Hello, dear Hashnode community,
In the last years, I have tried a lot of tools, from the hypest and fanciest (like trello or atom) to the simplest and bleakest (like vim and some files in some folders).
What I have found is that a lot of tools, by wanting to do everything, ends to do nothing. That I'm a lot better with simple tools, I find it more convenient, simple to use and understand.
Maybe it's because I'm human, maybe because I can't face complexity just as well as machines can. I don't know.
But what I know is I can't find a mail client which do the job. I have tried a lot thought. Thunderbird, Gmail, Geary, Nylas, Postbox, ...

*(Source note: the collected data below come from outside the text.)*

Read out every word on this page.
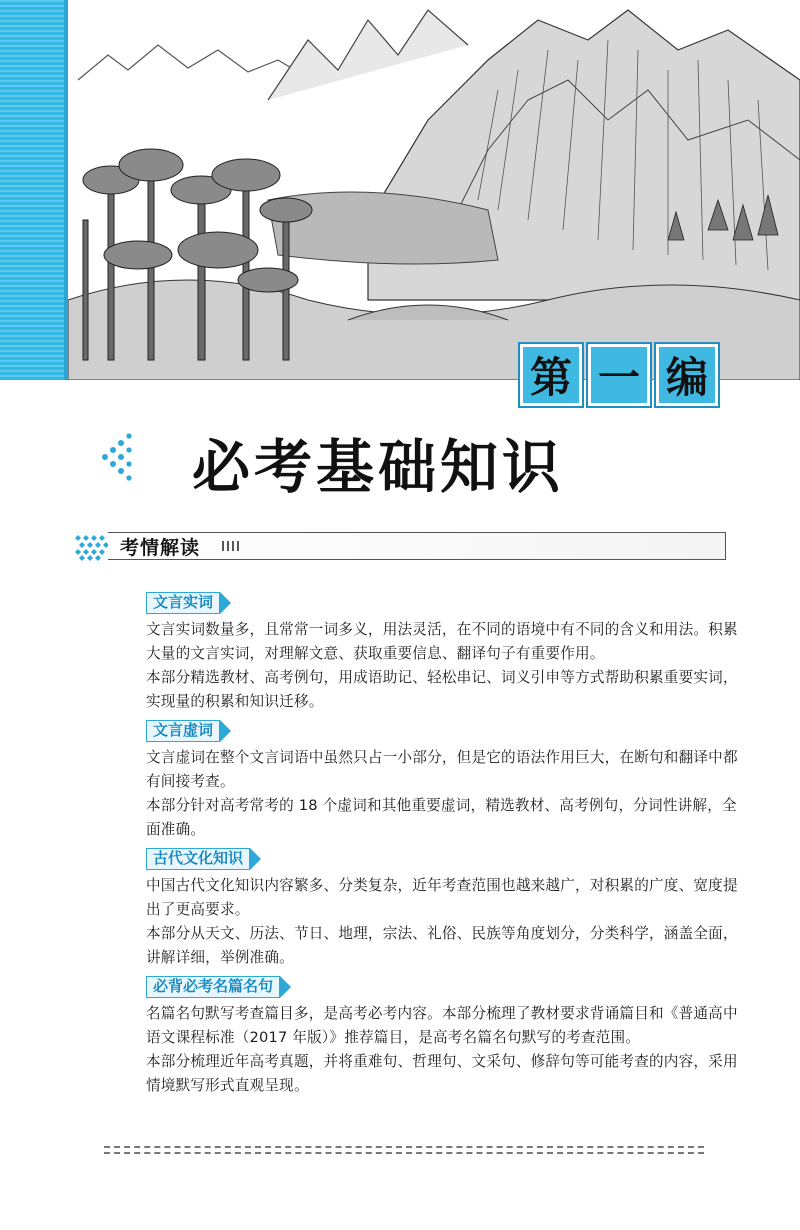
第 一 编
必考基础知识
考情解读
文言实词

文言实词数量多，且常常一词多义，用法灵活，在不同的语境中有不同的含义和用法。积累大量的文言实词，对理解文意、获取重要信息、翻译句子有重要作用。

本部分精选教材、高考例句，用成语助记、轻松串记、词义引申等方式帮助积累重要实词，实现量的积累和知识迁移。

文言虚词

文言虚词在整个文言词语中虽然只占一小部分，但是它的语法作用巨大，在断句和翻译中都有间接考查。

本部分针对高考常考的 18 个虚词和其他重要虚词，精选教材、高考例句，分词性讲解，全面准确。

古代文化知识

中国古代文化知识内容繁多、分类复杂，近年考查范围也越来越广，对积累的广度、宽度提出了更高要求。

本部分从天文、历法、节日、地理，宗法、礼俗、民族等角度划分，分类科学，涵盖全面，讲解详细，举例准确。

必背必考名篇名句

名篇名句默写考查篇目多，是高考必考内容。本部分梳理了教材要求背诵篇目和《普通高中语文课程标准（2017 年版）》推荐篇目，是高考名篇名句默写的考查范围。

本部分梳理近年高考真题，并将重难句、哲理句、文采句、修辞句等可能考查的内容，采用情境默写形式直观呈现。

What are your thoughts? Did you find tools that fit your needs? Or, do you dream, just like me, of a mail client which is just a simple tool?
Thanks for reading :)
Note: I'm a beginner when it comes to writing in english, so feel free to give me your feedback :)
the question of simplicity seems to be rather complex :D
I personally always go for bash if I want something simple tecmint.com/best-commandline-email-clients-for-li…
but they mainly don't have less features they have a different learning approach since you often cannot use a mouse and this forces the UI design to work in a different way.
Did you mean something like that?
edit:
oh and your english is fine ... i even would dare say you write way better english than I do :)
Jason Knight
The less code you use, the less there is to break
I've been on the hunt for a decent mail client ever since Opera told its faithful to kiss off when they moved to Blink. The standalone version no longer works with modern SSL since the chinese company that bought them out no longer maintains it, and I find Thunderbird... lacking.
IMHO the world could always use another fresh set of eyes on making a mail client -- and you used the magic word. Simple.
Too many of the terminal clients end up with false simplicity, they look simpler but mak the task harder. Too many GUI clients just keep tacking on features people don't want or need whilst failing to provide some basic things like in-built spam filtering.
The only reason I'm using Thunderbird right now is it actually works with all the different mail systems I log into... I'd LOVE to find something better but half of them won't even talk to my server.